Mercidabık’a yeniden hoş geldiniz! Altında bulunacağımız bayrağın rengi bizim için önemli değildir. Bizim için önemli olan, güvenli bölgenin sadece teröristlerin Türkiye’ye sızmasını engelleyen bir güvenlik şeridinden ibaret kalmamasıdır. Bizim arzuladığımız güvenli bölge; hayata yeniden başlamaya, istikrarın yeniden tesis edilmesine, yeniden modern kentlerin kurulmasına, iktisadi hayatın yeniden canlanmasına, altyapının acilen inşa edilmesine, Lübnan’da olduğu gibi Arap çadırlarında hakaretlere maruz kalan Suriyeli mültecilerin hızla geri getirilmesine zemin oluşturacak bir güvenli bölge anlayışıdır.
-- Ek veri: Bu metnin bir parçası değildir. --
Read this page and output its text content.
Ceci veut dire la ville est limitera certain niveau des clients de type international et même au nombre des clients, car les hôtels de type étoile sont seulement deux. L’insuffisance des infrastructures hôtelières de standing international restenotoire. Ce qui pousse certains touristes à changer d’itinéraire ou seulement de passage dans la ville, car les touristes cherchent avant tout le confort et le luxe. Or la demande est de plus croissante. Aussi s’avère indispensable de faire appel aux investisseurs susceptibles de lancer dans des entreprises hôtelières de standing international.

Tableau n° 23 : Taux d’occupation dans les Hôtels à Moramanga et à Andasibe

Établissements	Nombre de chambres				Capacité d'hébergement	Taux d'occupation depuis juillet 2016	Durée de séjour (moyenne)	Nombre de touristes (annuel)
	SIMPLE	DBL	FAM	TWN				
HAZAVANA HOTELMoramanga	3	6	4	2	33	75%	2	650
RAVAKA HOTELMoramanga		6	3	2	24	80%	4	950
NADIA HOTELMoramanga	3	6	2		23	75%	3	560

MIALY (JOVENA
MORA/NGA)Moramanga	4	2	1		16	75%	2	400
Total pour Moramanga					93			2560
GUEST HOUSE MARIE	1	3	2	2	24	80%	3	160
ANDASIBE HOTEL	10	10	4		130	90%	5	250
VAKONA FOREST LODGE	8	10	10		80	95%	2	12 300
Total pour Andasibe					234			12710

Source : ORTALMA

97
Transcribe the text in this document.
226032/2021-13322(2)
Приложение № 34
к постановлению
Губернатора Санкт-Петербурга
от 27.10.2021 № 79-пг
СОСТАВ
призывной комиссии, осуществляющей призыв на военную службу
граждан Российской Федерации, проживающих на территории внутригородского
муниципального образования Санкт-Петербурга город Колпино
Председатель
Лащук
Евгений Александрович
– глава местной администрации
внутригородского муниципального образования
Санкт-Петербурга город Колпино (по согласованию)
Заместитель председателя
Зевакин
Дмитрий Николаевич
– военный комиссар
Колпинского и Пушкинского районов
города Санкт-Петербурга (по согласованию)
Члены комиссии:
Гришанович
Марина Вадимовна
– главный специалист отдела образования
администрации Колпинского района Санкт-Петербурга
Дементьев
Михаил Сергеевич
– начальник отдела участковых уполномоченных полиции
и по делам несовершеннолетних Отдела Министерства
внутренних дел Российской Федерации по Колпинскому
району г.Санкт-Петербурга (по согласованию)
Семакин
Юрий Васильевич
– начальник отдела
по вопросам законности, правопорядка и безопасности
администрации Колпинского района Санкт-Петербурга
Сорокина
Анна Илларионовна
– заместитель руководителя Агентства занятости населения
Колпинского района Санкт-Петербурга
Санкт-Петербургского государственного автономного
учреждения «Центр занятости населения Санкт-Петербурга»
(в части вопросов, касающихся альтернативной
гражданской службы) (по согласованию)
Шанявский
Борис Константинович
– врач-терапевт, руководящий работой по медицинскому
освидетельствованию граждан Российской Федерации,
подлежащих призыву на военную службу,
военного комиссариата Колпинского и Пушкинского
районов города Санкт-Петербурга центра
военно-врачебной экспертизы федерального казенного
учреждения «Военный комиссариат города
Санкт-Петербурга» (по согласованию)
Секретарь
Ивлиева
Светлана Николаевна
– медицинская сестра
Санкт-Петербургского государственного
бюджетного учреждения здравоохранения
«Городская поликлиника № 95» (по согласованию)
Bu gelişme bizim için yeni bir başlangıcın zorunluluk olduğu anlamına gelmektedir. Dolayısıyla Türkiye Hükümeti’nin bu meseleyle bizzat meşgul olacak bakanlar tayin etmesi uygun olacaktır. Bu bakanların tek işi güvenli bölgeyi yönetmek; dînî inançları ve etnik kökenleri farklı da olsa tüm Suriyeli sivillerin bölgeye yeniden dönmesini ve yönetimde hepsinin söz sahibi olmasını sağlamak olmalıdır.

Elbette Suriye’nin güneyinde de ikinci bir güvenli bölge girişimi söz konusudur. Ürdün sınırında bütünüyle Arap finansmanıyla oluşturulacak bu ikinci güvenli bölgenin yönetimi müşterek bir Arap heyeti marifetiyle olacaktır. Bizim, Suriye sokağının derinden hissettiği şu gerçeği önemsememiz gerekmektedir: Kanayan yaranın durdurulması ve bölünmenin engellenmesi. Mesela ben, oğlum Abdullah’ı babası Sünni annesi Alevi olan Suriyeli bir kızla evlendirdim. Gelinim, savaş ve bölünmeler sebebiyle annesiyle ve dayılarıyla görüşemiyor. Bu felaket savaşın paramparça ettiği binlerce Suriyelinin başında. Savaş aile birliğini parçaladı. İstisnasız herkesi ve her şeyi parçalara böldü!

Burada vermek istediğim mesaj şudur: Parçalanmış aileleri yeniden nasıl toparlayıp bütünleştirebiliriz? Ve kanayan yara dosyasını sonsuza kadar nasıl kapatırız?